The pacing for Storycorps is deceptively lean — it sounds more conversational and natural due to leaving more “human” elements and speech quirks in that typically would be cut from say a news interview, using a very clean editing style. These 2-5min blurbs were certainly pulled from 10-60 minutes of interview footage, but it doesn’t sound chopped up much at all.

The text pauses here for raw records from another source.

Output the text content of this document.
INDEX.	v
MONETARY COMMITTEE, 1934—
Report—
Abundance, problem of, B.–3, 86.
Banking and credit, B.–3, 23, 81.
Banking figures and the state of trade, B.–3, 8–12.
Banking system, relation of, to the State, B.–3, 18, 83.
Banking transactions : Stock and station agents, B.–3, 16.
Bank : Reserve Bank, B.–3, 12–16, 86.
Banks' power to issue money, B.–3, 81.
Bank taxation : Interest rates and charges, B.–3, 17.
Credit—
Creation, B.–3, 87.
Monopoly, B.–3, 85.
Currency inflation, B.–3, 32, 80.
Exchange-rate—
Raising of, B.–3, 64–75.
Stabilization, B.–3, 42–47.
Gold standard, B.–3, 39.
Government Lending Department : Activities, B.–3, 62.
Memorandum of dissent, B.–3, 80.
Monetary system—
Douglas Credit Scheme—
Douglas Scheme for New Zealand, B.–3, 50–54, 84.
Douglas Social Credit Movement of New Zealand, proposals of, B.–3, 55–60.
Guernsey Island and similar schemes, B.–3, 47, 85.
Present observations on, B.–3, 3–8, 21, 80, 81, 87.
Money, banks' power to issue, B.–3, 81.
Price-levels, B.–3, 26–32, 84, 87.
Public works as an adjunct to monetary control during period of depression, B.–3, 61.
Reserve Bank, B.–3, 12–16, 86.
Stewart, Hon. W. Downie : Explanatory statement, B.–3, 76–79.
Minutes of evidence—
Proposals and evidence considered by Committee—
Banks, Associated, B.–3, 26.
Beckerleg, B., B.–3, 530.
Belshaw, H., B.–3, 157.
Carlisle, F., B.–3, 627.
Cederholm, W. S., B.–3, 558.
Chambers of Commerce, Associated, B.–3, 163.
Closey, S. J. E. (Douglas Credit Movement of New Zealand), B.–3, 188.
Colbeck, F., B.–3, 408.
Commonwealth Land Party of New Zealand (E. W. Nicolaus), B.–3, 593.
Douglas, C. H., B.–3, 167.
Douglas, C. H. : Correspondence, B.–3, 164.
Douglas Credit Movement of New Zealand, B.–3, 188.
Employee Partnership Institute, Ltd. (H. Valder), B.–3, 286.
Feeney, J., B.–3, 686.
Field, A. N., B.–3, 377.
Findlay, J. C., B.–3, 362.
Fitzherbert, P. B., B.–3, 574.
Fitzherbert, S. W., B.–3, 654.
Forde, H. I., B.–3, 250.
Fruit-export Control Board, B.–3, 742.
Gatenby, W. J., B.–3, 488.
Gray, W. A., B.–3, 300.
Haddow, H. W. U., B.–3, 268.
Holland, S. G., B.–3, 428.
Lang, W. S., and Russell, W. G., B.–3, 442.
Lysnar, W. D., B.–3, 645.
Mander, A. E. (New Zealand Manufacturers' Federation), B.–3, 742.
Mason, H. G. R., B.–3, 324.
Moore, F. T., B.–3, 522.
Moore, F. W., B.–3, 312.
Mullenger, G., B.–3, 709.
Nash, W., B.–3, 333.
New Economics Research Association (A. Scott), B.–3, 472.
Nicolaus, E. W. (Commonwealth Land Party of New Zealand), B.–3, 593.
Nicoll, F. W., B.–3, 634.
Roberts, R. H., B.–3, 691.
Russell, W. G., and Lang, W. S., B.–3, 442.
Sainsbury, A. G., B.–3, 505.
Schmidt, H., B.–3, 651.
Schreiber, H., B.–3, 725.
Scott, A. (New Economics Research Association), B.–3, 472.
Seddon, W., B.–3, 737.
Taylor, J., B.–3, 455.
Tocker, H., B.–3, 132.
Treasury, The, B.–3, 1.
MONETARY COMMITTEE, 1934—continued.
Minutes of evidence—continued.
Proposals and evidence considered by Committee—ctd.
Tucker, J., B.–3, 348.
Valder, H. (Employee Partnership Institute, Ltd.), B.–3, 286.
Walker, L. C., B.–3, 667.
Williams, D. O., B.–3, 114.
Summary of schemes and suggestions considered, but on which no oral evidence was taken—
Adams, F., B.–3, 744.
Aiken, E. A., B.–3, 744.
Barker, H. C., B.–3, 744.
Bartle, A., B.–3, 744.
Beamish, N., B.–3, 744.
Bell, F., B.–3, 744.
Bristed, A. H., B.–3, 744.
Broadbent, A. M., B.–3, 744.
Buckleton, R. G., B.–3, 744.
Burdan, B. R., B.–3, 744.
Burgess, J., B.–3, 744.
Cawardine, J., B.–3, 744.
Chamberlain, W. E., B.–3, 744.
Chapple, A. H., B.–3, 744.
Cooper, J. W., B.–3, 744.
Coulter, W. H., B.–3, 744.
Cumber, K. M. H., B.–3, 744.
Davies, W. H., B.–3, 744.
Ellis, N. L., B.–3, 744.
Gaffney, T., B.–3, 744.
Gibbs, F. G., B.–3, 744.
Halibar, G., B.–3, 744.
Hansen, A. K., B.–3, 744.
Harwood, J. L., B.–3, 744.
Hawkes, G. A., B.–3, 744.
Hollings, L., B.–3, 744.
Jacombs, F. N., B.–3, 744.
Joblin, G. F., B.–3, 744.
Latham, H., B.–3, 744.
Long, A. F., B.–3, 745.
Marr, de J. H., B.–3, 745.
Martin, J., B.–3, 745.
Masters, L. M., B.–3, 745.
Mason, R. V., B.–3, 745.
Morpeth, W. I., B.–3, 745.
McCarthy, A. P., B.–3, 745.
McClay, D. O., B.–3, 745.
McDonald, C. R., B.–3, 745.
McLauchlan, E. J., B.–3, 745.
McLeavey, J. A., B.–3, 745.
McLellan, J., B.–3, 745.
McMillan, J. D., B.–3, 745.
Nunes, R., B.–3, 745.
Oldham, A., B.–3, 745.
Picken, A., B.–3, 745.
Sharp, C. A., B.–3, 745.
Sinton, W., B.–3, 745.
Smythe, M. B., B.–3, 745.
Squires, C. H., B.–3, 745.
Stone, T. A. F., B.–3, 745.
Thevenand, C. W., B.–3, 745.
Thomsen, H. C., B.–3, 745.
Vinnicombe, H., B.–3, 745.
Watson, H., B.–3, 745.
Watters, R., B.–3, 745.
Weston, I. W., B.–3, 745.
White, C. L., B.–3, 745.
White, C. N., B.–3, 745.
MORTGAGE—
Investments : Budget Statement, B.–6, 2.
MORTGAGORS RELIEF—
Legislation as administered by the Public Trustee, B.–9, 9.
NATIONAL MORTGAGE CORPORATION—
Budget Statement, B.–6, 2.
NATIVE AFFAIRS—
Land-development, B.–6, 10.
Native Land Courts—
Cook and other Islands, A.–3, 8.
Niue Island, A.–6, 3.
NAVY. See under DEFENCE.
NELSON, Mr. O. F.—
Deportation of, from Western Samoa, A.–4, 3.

The audio quality varied from story to story but of course was professional grade throughout. Some interviewees had a very warm, full sound like you’d hear in a podcast while others seemed like an omnidirectional mic was placed in a living room with the ambient sound edited out. Many of the interviews do this audio cleaning technique I wish I had a name for but I hear a lot — when the sound very obviously cuts out to pure silence in between talking, presumably to eliminate ambient noise. I find this technique to be obnoxious when its really aggressively cutting from speaking to silence, but I understand why its used (and its frequently not noticeable).